Однако столь мелкое дробление провайдеров госуслуг может показаться удобным далеко не всем, иначе мы давно уже жили бы именно в таком полностью конкурентном обществе. Спрос на патерналистское государство, которое опекает человека от колыбели до могилы, действительно есть, и даже весьма велик. Весь двадцатый век прошёл под знаменем вооружённой борьбы между социализмом и либерализмом, и, несмотря на громкое падение одиозных тоталитарных режимов, приходится признать, что в этой борьбе проиграли обе стороны: классические либеральные государства также большей частью канули в лету. Поэтому основной вызов, который сегодня стоит перед человечеством – это мирное размежевание социалистов и либералов без нарушения целостности национальных образований (кучковаться по национальностям, имея один язык и схожие культурные нормы, людям тоже удобно). Фактически, речь об одновременном сосуществовании одного или нескольких социалистических и либеральных правительств на территории одной страны или блока стран. Такая система называется панархией, и эта идея активно разрабатывается интеллектуалами во всём мире, как в развитых, так и в развивающихся странах.

Сценарии перехода

Разумеется, самый простой для путь воплощения крупных социальных преобразований – это диктатура. Переворот или революция не обязательны. Достаточно того, чтобы к власти пришёл популист, сосредоточивший в своих руках конституционное большинство в парламенте, подчинивший суд и, главное, имеющий широкую популярность в народе. Некий условный Ли Куан Ю или, наоборот, Чавес.

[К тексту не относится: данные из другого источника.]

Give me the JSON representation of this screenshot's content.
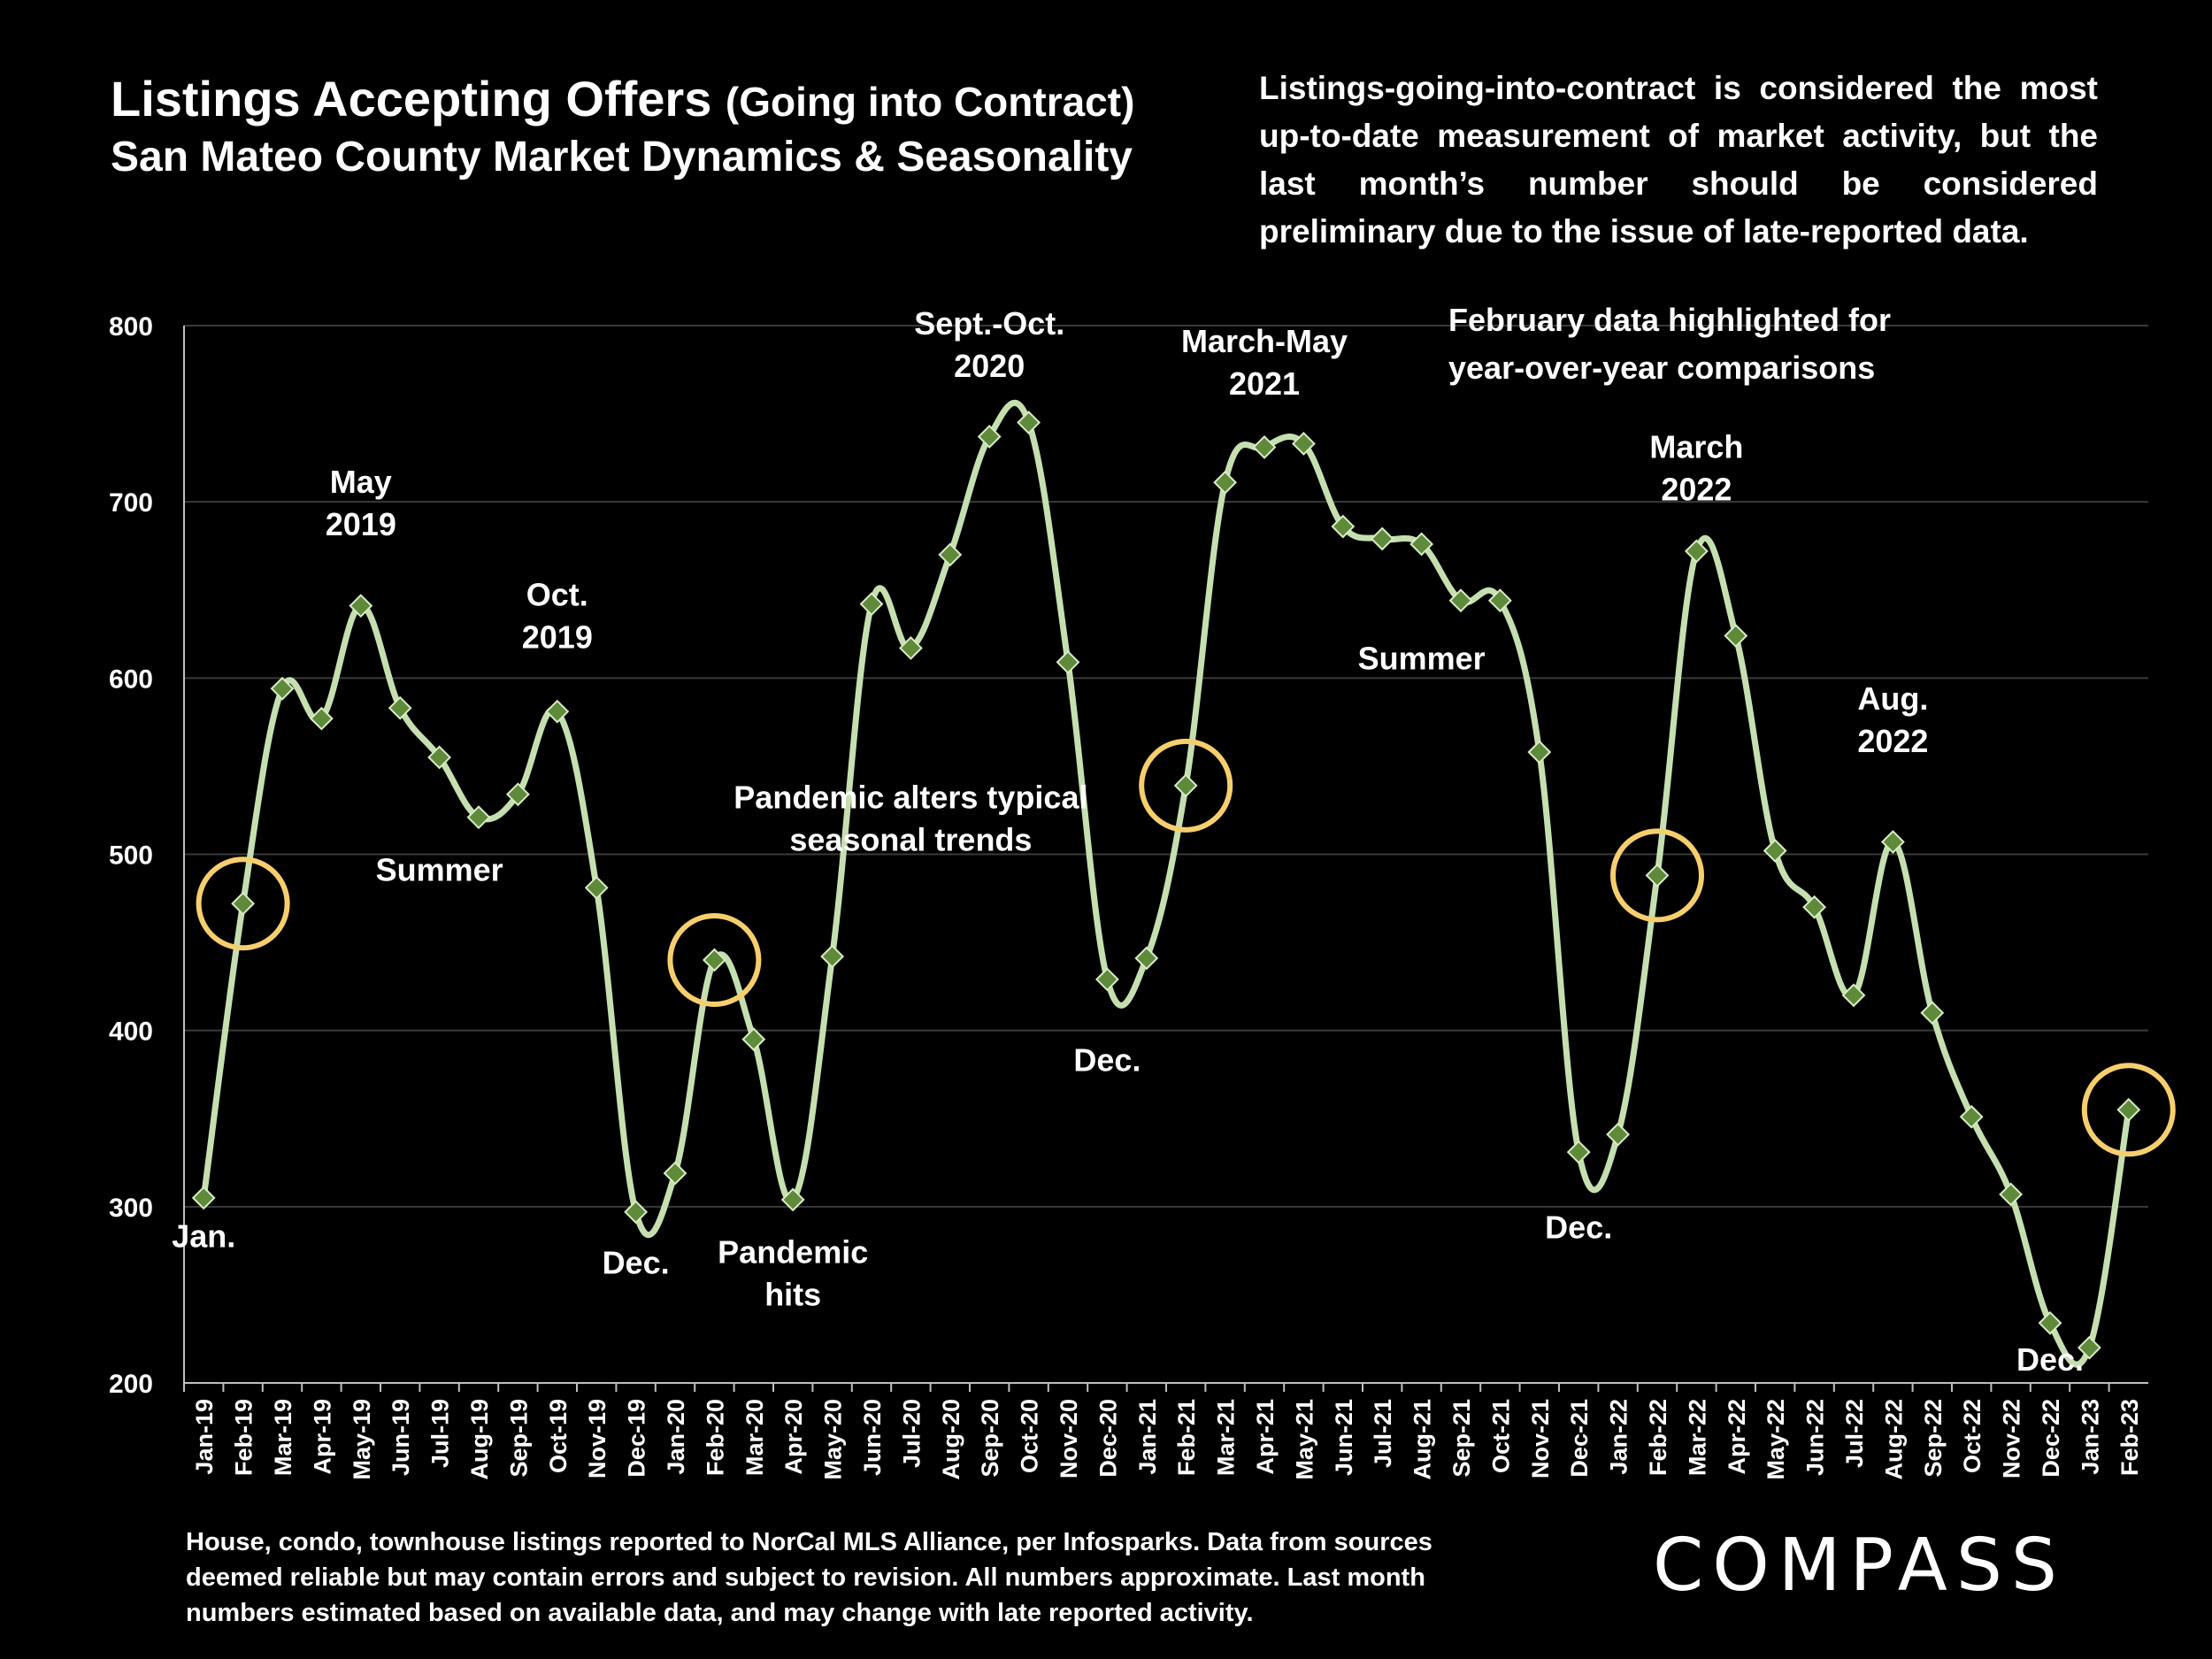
{
  "title_main": "Listings Accepting Offers",
  "title_paren": "(Going into Contract)",
  "subtitle": "San Mateo County Market Dynamics & Seasonality",
  "note": "Listings-going-into-contract is considered the most up-to-date measurement of market activity, but the last month’s number should be considered preliminary due to the issue of late-reported data.",
  "footer": "House, condo, townhouse listings reported to NorCal MLS Alliance, per Infosparks. Data from sources deemed reliable but may contain errors and subject to revision. All numbers approximate. Last month numbers estimated based on available data, and may change with late reported activity.",
  "logo": "COMPASS",
  "chart_data": {
    "type": "line",
    "categories": [
      "Jan-19",
      "Feb-19",
      "Mar-19",
      "Apr-19",
      "May-19",
      "Jun-19",
      "Jul-19",
      "Aug-19",
      "Sep-19",
      "Oct-19",
      "Nov-19",
      "Dec-19",
      "Jan-20",
      "Feb-20",
      "Mar-20",
      "Apr-20",
      "May-20",
      "Jun-20",
      "Jul-20",
      "Aug-20",
      "Sep-20",
      "Oct-20",
      "Nov-20",
      "Dec-20",
      "Jan-21",
      "Feb-21",
      "Mar-21",
      "Apr-21",
      "May-21",
      "Jun-21",
      "Jul-21",
      "Aug-21",
      "Sep-21",
      "Oct-21",
      "Nov-21",
      "Dec-21",
      "Jan-22",
      "Feb-22",
      "Mar-22",
      "Apr-22",
      "May-22",
      "Jun-22",
      "Jul-22",
      "Aug-22",
      "Sep-22",
      "Oct-22",
      "Nov-22",
      "Dec-22",
      "Jan-23",
      "Feb-23"
    ],
    "values": [
      305,
      472,
      594,
      577,
      641,
      583,
      555,
      521,
      534,
      581,
      481,
      297,
      319,
      440,
      395,
      304,
      442,
      642,
      617,
      670,
      737,
      745,
      609,
      429,
      441,
      539,
      711,
      731,
      733,
      686,
      679,
      676,
      644,
      644,
      558,
      331,
      341,
      488,
      672,
      624,
      502,
      470,
      420,
      507,
      410,
      351,
      307,
      234,
      220,
      355
    ],
    "highlighted": [
      "Feb-19",
      "Feb-20",
      "Feb-21",
      "Feb-22",
      "Feb-23"
    ],
    "ylim": [
      200,
      800
    ],
    "yticks": [
      200,
      300,
      400,
      500,
      600,
      700,
      800
    ],
    "grid": true,
    "line_color": "#c6dfb0",
    "marker_color": "#5e8a3a",
    "highlight_color": "#f6cf6d",
    "highlight_note": [
      "February data highlighted for",
      "year-over-year comparisons"
    ],
    "annotations": [
      {
        "lines": [
          "Jan."
        ],
        "at": "Jan-19",
        "y": 277,
        "anchor": "middle"
      },
      {
        "lines": [
          "May",
          "2019"
        ],
        "at": "May-19",
        "y": 705,
        "anchor": "middle"
      },
      {
        "lines": [
          "Summer"
        ],
        "at": "Jul-19",
        "y": 485,
        "anchor": "middle"
      },
      {
        "lines": [
          "Oct.",
          "2019"
        ],
        "at": "Oct-19",
        "y": 641,
        "anchor": "middle"
      },
      {
        "lines": [
          "Dec."
        ],
        "at": "Dec-19",
        "y": 262,
        "anchor": "middle"
      },
      {
        "lines": [
          "Pandemic",
          "hits"
        ],
        "at": "Apr-20",
        "y": 268,
        "anchor": "middle"
      },
      {
        "lines": [
          "Pandemic alters typical",
          "seasonal trends"
        ],
        "at": "Jul-20",
        "y": 526,
        "anchor": "middle"
      },
      {
        "lines": [
          "Sept.-Oct.",
          "2020"
        ],
        "at": "Sep-20",
        "y": 795,
        "anchor": "middle"
      },
      {
        "lines": [
          "Dec."
        ],
        "at": "Dec-20",
        "y": 377,
        "anchor": "middle"
      },
      {
        "lines": [
          "March-May",
          "2021"
        ],
        "at": "Apr-21",
        "y": 785,
        "anchor": "middle"
      },
      {
        "lines": [
          "Summer"
        ],
        "at": "Aug-21",
        "y": 605,
        "anchor": "middle"
      },
      {
        "lines": [
          "March",
          "2022"
        ],
        "at": "Mar-22",
        "y": 725,
        "anchor": "middle"
      },
      {
        "lines": [
          "Dec."
        ],
        "at": "Dec-21",
        "y": 282,
        "anchor": "middle"
      },
      {
        "lines": [
          "Aug.",
          "2022"
        ],
        "at": "Aug-22",
        "y": 582,
        "anchor": "middle"
      },
      {
        "lines": [
          "Dec."
        ],
        "at": "Dec-22",
        "y": 207,
        "anchor": "middle"
      }
    ]
  }
}
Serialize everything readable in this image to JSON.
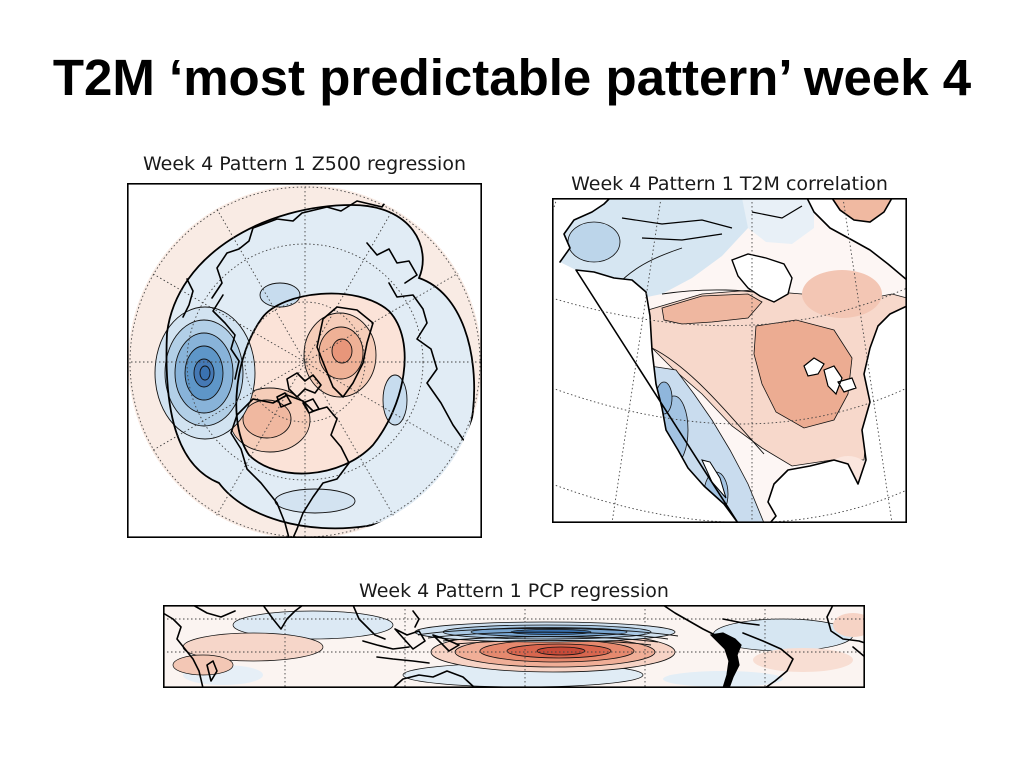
{
  "slide": {
    "title": "T2M ‘most predictable pattern’ week 4"
  },
  "panels": {
    "z500": {
      "title": "Week 4 Pattern 1 Z500 regression"
    },
    "t2m": {
      "title": "Week 4 Pattern 1 T2M correlation"
    },
    "pcp": {
      "title": "Week 4 Pattern 1 PCP regression"
    }
  },
  "colors": {
    "negative": "#3a72b0",
    "positive": "#c84a38",
    "background": "#ffffff",
    "text": "#000000"
  }
}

Самый простой путь, однако, несёт и наибольшую опасность. На место диктатора со временем придёт кто-то ещё и начнёт отменять всё, что было принято.

Более сложный, но и более надёжный путь – это широкая общественная кампания. Когда реформ требуют очень многие, громко, демонстративно и при каждом удобном случае, в конце концов их неизбежность становится очевидной. Когда же они состоятся, их куда сложнее отменить.

Также есть очень простой и привычный для России путь – догоняющее развитие. Дождаться, когда панархия заработает в Евросоюзе и США, в Китае и Корее, в ЮАР и Бразилии – ну а затем всё-таки провести необходимые преобразования, пока отставание от Нигерии ещё не выглядит совсем уж безнадёжным.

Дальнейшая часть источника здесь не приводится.